GLI OCCHI DELLA CHIESA DEL CALVARIO
Il cammino che Gesù stava facendo per raggiungere Gerusalemme, si arresta momentaneamente presso la piscina di Siloe dove incontra un uomo cieco dalla nascita. Il non vedente era ritenuto, secondo la tradizione ebraica, un peccatore e quindi un uomo da scartare.
Gesù si mostra, ancora una volta, pronto a riscattare non solo la cecità, ma anche la dignità dell’uomo seduto dinanzi alla piscina, mostrando che ciò che è ritenuta un’esclusione deve diventare oggetto di riflessione e di nuova motivazione di vita.

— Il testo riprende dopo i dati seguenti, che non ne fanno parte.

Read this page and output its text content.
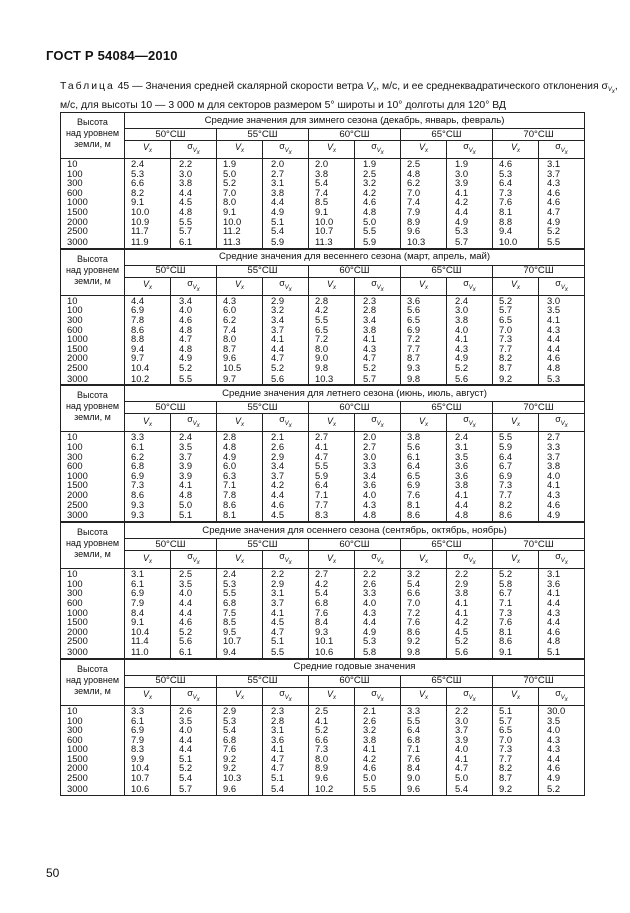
ГОСТ Р 54084—2010
Таблица 45 — Значения средней скалярной скорости ветра $V_x$, м/с, и ее среднеквадратического отклонения $\sigma_{V_x}$,
м/с, для высоты 10 — 3 000 м для секторов размером 5° широты и 10° долготы для 120° ВД
Высота
над уровнем
земли, м	Средние значения для зимнего сезона (декабрь, январь, февраль)									
	50°СШ		55°СШ		60°СШ		65°СШ		70°СШ	
	$V_x$	$\sigma_{V_x}$	$V_x$	$\sigma_{V_x}$	$V_x$	$\sigma_{V_x}$	$V_x$	$\sigma_{V_x}$	$V_x$	$\sigma_{V_x}$
10	2.4	2.2	1.9	2.0	2.0	1.9	2.5	1.9	4.6	3.1
100	5.3	3.0	5.0	2.7	3.8	2.5	4.8	3.0	5.3	3.7
300	6.6	3.8	5.2	3.1	5.4	3.2	6.2	3.9	6.4	4.3
600	8.2	4.4	7.0	3.8	7.4	4.2	7.0	4.1	7.3	4.6
1000	9.1	4.5	8.0	4.4	8.5	4.6	7.4	4.2	7.6	4.6
1500	10.0	4.8	9.1	4.9	9.1	4.8	7.9	4.4	8.1	4.7
2000	10.9	5.5	10.0	5.1	10.0	5.0	8.9	4.9	8.8	4.9
2500	11.7	5.7	11.2	5.4	10.7	5.5	9.6	5.3	9.4	5.2
3000	11.9	6.1	11.3	5.9	11.3	5.9	10.3	5.7	10.0	5.5
Высота
над уровнем
земли, м	Средние значения для весеннего сезона (март, апрель, май)									
	50°СШ		55°СШ		60°СШ		65°СШ		70°СШ	
	$V_x$	$\sigma_{V_x}$	$V_x$	$\sigma_{V_x}$	$V_x$	$\sigma_{V_x}$	$V_x$	$\sigma_{V_x}$	$V_x$	$\sigma_{V_x}$
10	4.4	3.4	4.3	2.9	2.8	2.3	3.6	2.4	5.2	3.0
100	6.9	4.0	6.0	3.2	4.2	2.8	5.6	3.0	5.7	3.5
300	7.8	4.6	6.2	3.4	5.5	3.4	6.5	3.8	6.5	4.1
600	8.6	4.8	7.4	3.7	6.5	3.8	6.9	4.0	7.0	4.3
1000	8.8	4.7	8.0	4.1	7.2	4.1	7.2	4.1	7.3	4.4
1500	9.4	4.8	8.7	4.4	8.0	4.3	7.7	4.3	7.7	4.4
2000	9.7	4.9	9.6	4.7	9.0	4.7	8.7	4.9	8.2	4.6
2500	10.4	5.2	10.5	5.2	9.8	5.2	9.3	5.2	8.7	4.8
3000	10.2	5.5	9.7	5.6	10.3	5.7	9.8	5.6	9.2	5.3
Высота
над уровнем
земли, м	Средние значения для летнего сезона (июнь, июль, август)									
	50°СШ		55°СШ		60°СШ		65°СШ		70°СШ	
	$V_x$	$\sigma_{V_x}$	$V_x$	$\sigma_{V_x}$	$V_x$	$\sigma_{V_x}$	$V_x$	$\sigma_{V_x}$	$V_x$	$\sigma_{V_x}$
10	3.3	2.4	2.8	2.1	2.7	2.0	3.8	2.4	5.5	2.7
100	6.1	3.5	4.8	2.6	4.1	2.7	5.6	3.1	5.9	3.3
300	6.2	3.7	4.9	2.9	4.7	3.0	6.1	3.5	6.4	3.7
600	6.8	3.9	6.0	3.4	5.5	3.3	6.4	3.6	6.7	3.8
1000	6.9	3.9	6.3	3.7	5.9	3.4	6.5	3.6	6.9	4.0
1500	7.3	4.1	7.1	4.2	6.4	3.6	6.9	3.8	7.3	4.1
2000	8.6	4.8	7.8	4.4	7.1	4.0	7.6	4.1	7.7	4.3
2500	9.3	5.0	8.6	4.6	7.7	4.3	8.1	4.4	8.2	4.6
3000	9.3	5.1	8.1	4.5	8.3	4.8	8.6	4.8	8.6	4.9
Высота
над уровнем
земли, м	Средние значения для осеннего сезона (сентябрь, октябрь, ноябрь)									
	50°СШ		55°СШ		60°СШ		65°СШ		70°СШ	
	$V_x$	$\sigma_{V_x}$	$V_x$	$\sigma_{V_x}$	$V_x$	$\sigma_{V_x}$	$V_x$	$\sigma_{V_x}$	$V_x$	$\sigma_{V_x}$
10	3.1	2.5	2.4	2.2	2.7	2.2	3.2	2.2	5.2	3.1
100	6.1	3.5	5.3	2.9	4.2	2.6	5.4	2.9	5.8	3.6
300	6.9	4.0	5.5	3.1	5.4	3.3	6.6	3.8	6.7	4.1
600	7.9	4.4	6.8	3.7	6.8	4.0	7.0	4.1	7.1	4.4
1000	8.4	4.4	7.5	4.1	7.6	4.3	7.2	4.1	7.3	4.3
1500	9.1	4.6	8.5	4.5	8.4	4.4	7.6	4.2	7.6	4.4
2000	10.4	5.2	9.5	4.7	9.3	4.9	8.6	4.5	8.1	4.6
2500	11.4	5.6	10.7	5.1	10.1	5.3	9.2	5.2	8.6	4.8
3000	11.0	6.1	9.4	5.5	10.6	5.8	9.8	5.6	9.1	5.1
Высота
над уровнем
земли, м	Средние годовые значения									
	50°СШ		55°СШ		60°СШ		65°СШ		70°СШ	
	$V_x$	$\sigma_{V_x}$	$V_x$	$\sigma_{V_x}$	$V_x$	$\sigma_{V_x}$	$V_x$	$\sigma_{V_x}$	$V_x$	$\sigma_{V_x}$
10	3.3	2.6	2.9	2.3	2.5	2.1	3.3	2.2	5.1	30.0
100	6.1	3.5	5.3	2.8	4.1	2.6	5.5	3.0	5.7	3.5
300	6.9	4.0	5.4	3.1	5.2	3.2	6.4	3.7	6.5	4.0
600	7.9	4.4	6.8	3.6	6.6	3.8	6.8	3.9	7.0	4.3
1000	8.3	4.4	7.6	4.1	7.3	4.1	7.1	4.0	7.3	4.3
1500	9.9	5.1	9.2	4.7	8.0	4.2	7.6	4.1	7.7	4.4
2000	10.4	5.2	9.2	4.7	8.9	4.6	8.4	4.7	8.2	4.6
2500	10.7	5.4	10.3	5.1	9.6	5.0	9.0	5.0	8.7	4.9
3000	10.6	5.7	9.6	5.4	10.2	5.5	9.6	5.4	9.2	5.2
50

L’accusa formale rivolta nei confronti di Gesù che si era preoccupato di riscattare la dignità del non vedente era quella di aver compiuto l’azione buona in giorno di sabato dove nessuno poteva permettersi di compiere una minima azione. E’ questo il caso in cui la regola supera la persona e la formalità diventa paravento per non preoccuparsi concretamente della singolarità di ciascuno.
Apparentemente l’azione sabbatica di Gesù finisce nel momento in cui il non vedente riacquista la vista. In realtà l’evangelista ci indica anche il cammino che ogni comunità ecclesiale è chiamata a realizzare per poter non solo vedere Gesù, ma anche proporlo fino a metterne in pratica il suo messaggio.
Infatti, Gesù sputò per terra, fece del fango con la saliva, spalmò il fango sugli occhi del cieco e gli disse: «Va’ a lavarti nella piscina di Sìloe», che significa “Inviato”. Quegli andò, si lavò e tornò che ci vedeva.
Gesù ripete il gesto della creazione dell’uomo, invita lo stesso a ripetere lo stesso gesto del lavacro che Jahvè aveva chiesto di fare a Naaman il Siro lavandosi nel Giordano per risanarlo dalla lebbra e gli ridona la vista perché lui stesso diventi annunziatore del Cristo attestandone pubblicamente la fede.
E’ ciò che oggi la comunità ecclesiale è chiamata a fare: aprire gli occhi e manifestare concretamente che l’annuncio del Vangelo deve essere fatto guardando con occhi nuovi ciò che il Signore ci indica.
Gli occhi della chiesa del Calvario non sono pieni di lacrime. Hanno le occhiaie per la stanchezza e per la prova creata dalla sofferenza subita. E’ necessario compenetrarsi nelle vicende umane per capire e vedere che oltre il palmo del naso c’è un mondo che di essere nello stesso tempo aiutato ed evangelizzato.
La chiesa del Calvario oggi ci chiede di essere dalla parte di chi arriva sulle nostre sponde, di chi è colpito dalle scorie nucleari e di chi è stritolato dalla crisi economica e finisce per vivere il disagio che ne deriva. Bisogna aprire gli occhi e cominciare a credere che questi sono i segni dei tempi della nostra quaresima che devono proiettarci nella logica non di una chiesa delle formalità, ma di una comunità delle inventivita’ che non rifiuta né di accogliere, né di proporre.
La storia della salvezza ci insegna che tutto ciò che è scartato dagli uomini è solo un segno per iniziare una nuova strada di salvezza.